Luarbiasa, hampir semua guru yang hendak kami temui sangatlah supel (mungkin juga ‘suka pelajaran’). Bahkan salah satu ibu guru dengan sangat meminta maaf telah membuat kami menunggu. Padahal kami sangat beruntung dapat bertemu ia hari itu. Tidak seperti beberapa orang di suatu institusi yang sangat sulit ditemui. Kami pun berbincang cukup banyak.
Perbincangan itulah yang membuka mata saya tentang profesi mereka. Ia mengatakan bahwa hanya ada 3 guru bahasa Inggris untuk 18 kelas di tiga tingkat berbeda. Jadi, total seorang guru harus mengajar selama 36 jam (atau 36x40 menit) selama satu minggu. Miris, di daerah Yogyakarta ini, masih saja ada kekurangan guru, walau barangkali juga ini karena masalah lokasi, atau komitmen guru itu sendiri untuk mengambil jatah jam yang luar biasa itu, demi kenaikan pangkat mereka. Apakah juga sekolah tak mampu membiayai guru tambahan? Rasanya tidak. Tidak tahu juga. Yang saya pikirkan adalah beban dan kualitas pengajaran guru itu. Di usia yang relative uzur, mereka diharuskan hadir hamper setiap hari untuk mengajar. Saya sendiri telah mengetahui bagaimana ruwetnya mengajar 15 jam per minggu. Dan ini, lebih dari dua kali lipatnya? No way.

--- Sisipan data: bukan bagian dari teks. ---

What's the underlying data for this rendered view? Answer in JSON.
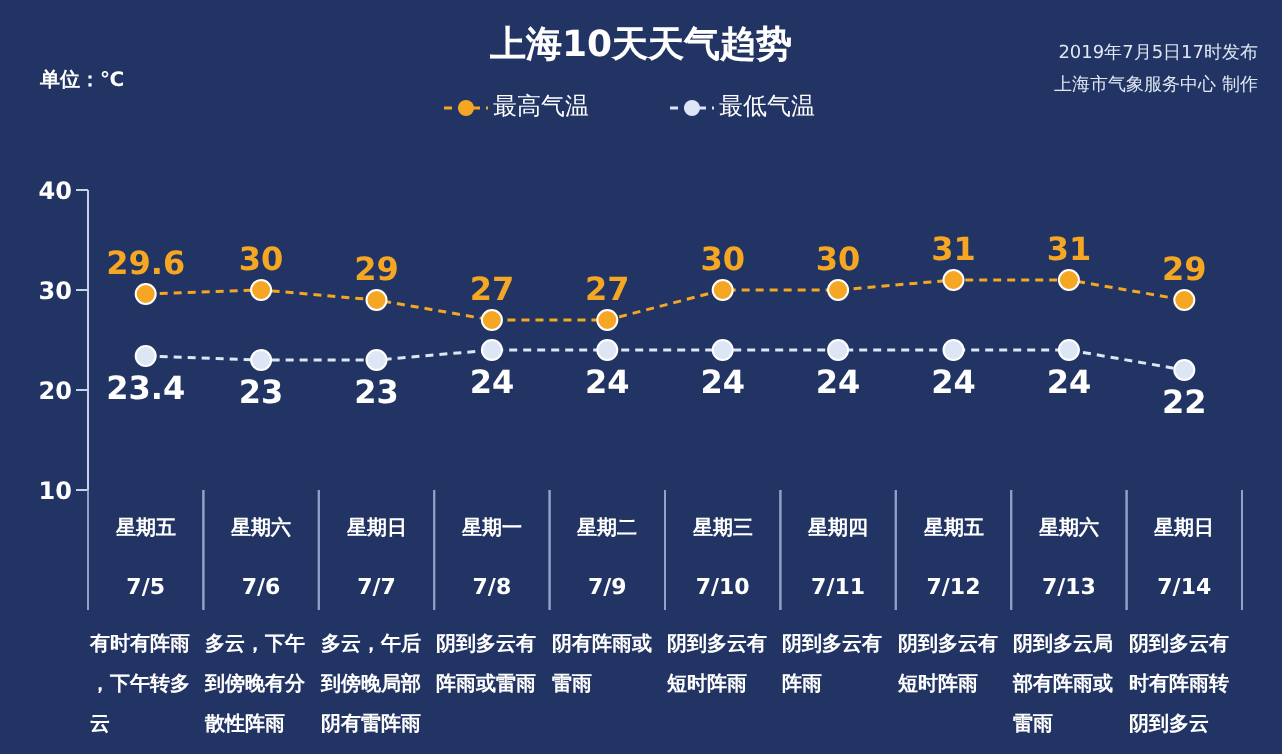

Yang perlu ditakutkan adalah proses pembelajaran yang seadanya, dikarenakan porsi mengajar yang berlebih tadi. Guru bias saja kelelahan, yang kemudian mempengaruhi aksinya di depan kelas, atauyang mungkin lebih buruk, adalah moodnya dalam menghadapi siswa.
Pendidikan adalah demi peserta didik. Guru tak boleh memanfaatkan banyak jam pelajaran demi kenaikan pangkatnya, apalagi bila di saat yang sama, ia tak menunjang pembelajaran yang baik pada siswa. Itu adalah ego yang berbahaya. Oleh karena itu, saya secara pribadi masih belum merasa pantas untuk tanggung jawab sebesar itu. Namun usaha masih harus terus ditegakkan. Pendidikan, sebagaimana seni, bersumber dari hati. Tak yang lain.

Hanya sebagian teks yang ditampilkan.